I danced. I drank shots. I was sick. I had fun. My littlest child is 2 and I am coming out the other side of the fog. I think I almost feel human again. OK, so the manicure is now chipped, the leg hair is growing back and a few eyebrows are already sprouting out. But it's a start...

Monday, 10 November 2008

Randoms

I have been tagged by Nappy Valley and Tarte Tartan, two of my lovely fellow bloggers to tell some random things about myself. So, here goes...

1. I am a terrible hypochondriac. Currently I have an annoying neck ache and feel a bit dizzy. I obviously think I have a neck tumour with 6 months to live. More likely explanation, trapped nerve and need more sleep. Other ailments I have suffered from in the past - brain tumour (headache), leukemia (bruise), meningitis (heat rash), Deep Vein Thrombosis (leg ache), appendicitis (a stitch)...you get the idea...

2. My dad worked in a sweet factory. I blame him for my penchant for a piece of chocolate after every meal (including breakfast), as he used to bring home samples. For years I believed he painted smarties for a living, it was a bitter disappointment when I found out he was actually an engineer and bought in machinery to make Easter eggs.

3. My mum lives in Carol Voderman's old house.

4. I am the product of a broken home. I am not a mass murderer, drug addict or anything else that I am supposed to be coming from a single parent family.

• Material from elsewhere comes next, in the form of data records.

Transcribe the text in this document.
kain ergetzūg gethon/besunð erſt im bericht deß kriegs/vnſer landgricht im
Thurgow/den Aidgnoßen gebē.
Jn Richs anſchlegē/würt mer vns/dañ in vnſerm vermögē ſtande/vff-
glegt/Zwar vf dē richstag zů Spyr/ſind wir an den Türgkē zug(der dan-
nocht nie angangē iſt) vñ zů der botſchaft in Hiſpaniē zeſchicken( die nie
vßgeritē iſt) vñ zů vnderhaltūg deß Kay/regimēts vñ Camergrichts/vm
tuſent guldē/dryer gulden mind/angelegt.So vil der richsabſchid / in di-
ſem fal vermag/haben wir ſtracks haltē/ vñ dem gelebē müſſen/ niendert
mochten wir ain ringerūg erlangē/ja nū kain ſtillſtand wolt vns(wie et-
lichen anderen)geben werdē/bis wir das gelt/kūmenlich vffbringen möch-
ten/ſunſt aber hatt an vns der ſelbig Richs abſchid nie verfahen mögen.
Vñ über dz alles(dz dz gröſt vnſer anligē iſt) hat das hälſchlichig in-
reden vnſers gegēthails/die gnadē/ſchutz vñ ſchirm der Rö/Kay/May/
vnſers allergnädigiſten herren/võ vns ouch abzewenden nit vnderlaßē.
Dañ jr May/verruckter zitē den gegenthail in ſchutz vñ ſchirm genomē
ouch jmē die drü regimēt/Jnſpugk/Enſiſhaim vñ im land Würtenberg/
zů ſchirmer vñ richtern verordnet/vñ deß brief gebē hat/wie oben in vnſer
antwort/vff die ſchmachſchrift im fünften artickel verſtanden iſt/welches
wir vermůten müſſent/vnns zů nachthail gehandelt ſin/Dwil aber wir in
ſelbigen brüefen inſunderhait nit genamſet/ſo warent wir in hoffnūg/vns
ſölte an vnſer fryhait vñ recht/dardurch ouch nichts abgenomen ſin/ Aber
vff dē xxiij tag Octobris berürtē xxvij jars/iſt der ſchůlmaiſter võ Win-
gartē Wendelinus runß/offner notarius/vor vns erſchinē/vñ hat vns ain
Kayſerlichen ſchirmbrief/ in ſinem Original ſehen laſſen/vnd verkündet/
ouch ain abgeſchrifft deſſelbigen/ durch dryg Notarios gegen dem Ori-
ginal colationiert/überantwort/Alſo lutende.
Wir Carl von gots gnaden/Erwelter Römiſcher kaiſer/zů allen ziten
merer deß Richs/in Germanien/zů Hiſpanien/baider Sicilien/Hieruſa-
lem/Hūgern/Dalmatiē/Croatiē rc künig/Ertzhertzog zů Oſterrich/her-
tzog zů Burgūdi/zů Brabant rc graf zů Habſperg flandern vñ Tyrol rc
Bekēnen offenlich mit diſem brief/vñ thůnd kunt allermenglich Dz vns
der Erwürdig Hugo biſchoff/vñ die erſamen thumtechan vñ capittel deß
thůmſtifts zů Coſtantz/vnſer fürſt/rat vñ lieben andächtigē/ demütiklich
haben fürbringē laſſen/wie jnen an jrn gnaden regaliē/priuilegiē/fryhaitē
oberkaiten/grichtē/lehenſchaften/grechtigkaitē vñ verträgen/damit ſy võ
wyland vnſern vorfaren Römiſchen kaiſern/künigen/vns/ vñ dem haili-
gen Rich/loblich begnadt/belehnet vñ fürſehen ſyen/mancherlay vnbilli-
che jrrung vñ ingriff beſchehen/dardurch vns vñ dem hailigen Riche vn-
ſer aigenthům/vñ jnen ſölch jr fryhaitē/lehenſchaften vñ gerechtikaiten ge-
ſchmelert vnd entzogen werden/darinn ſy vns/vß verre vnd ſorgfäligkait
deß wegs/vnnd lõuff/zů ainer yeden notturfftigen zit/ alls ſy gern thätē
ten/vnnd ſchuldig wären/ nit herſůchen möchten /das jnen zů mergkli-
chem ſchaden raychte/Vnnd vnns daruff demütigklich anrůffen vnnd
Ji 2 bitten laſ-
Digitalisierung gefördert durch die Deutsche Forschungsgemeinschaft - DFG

5. I didn't breast feed my children. The shame.

6. I did give birth at home. The pain.

7. I have been told I look like Alice from the Vicar of Dibley, Dani Behr, Tori Spelling, Tess Daly, Sienna Miller and Sarah Beeney. I wish I looked like Sienna Miller, I probably look most like Alice from the Vicar of Dibley.



So to pass the baton on, I will tag Mom/Mum wars and Millennium Housewife.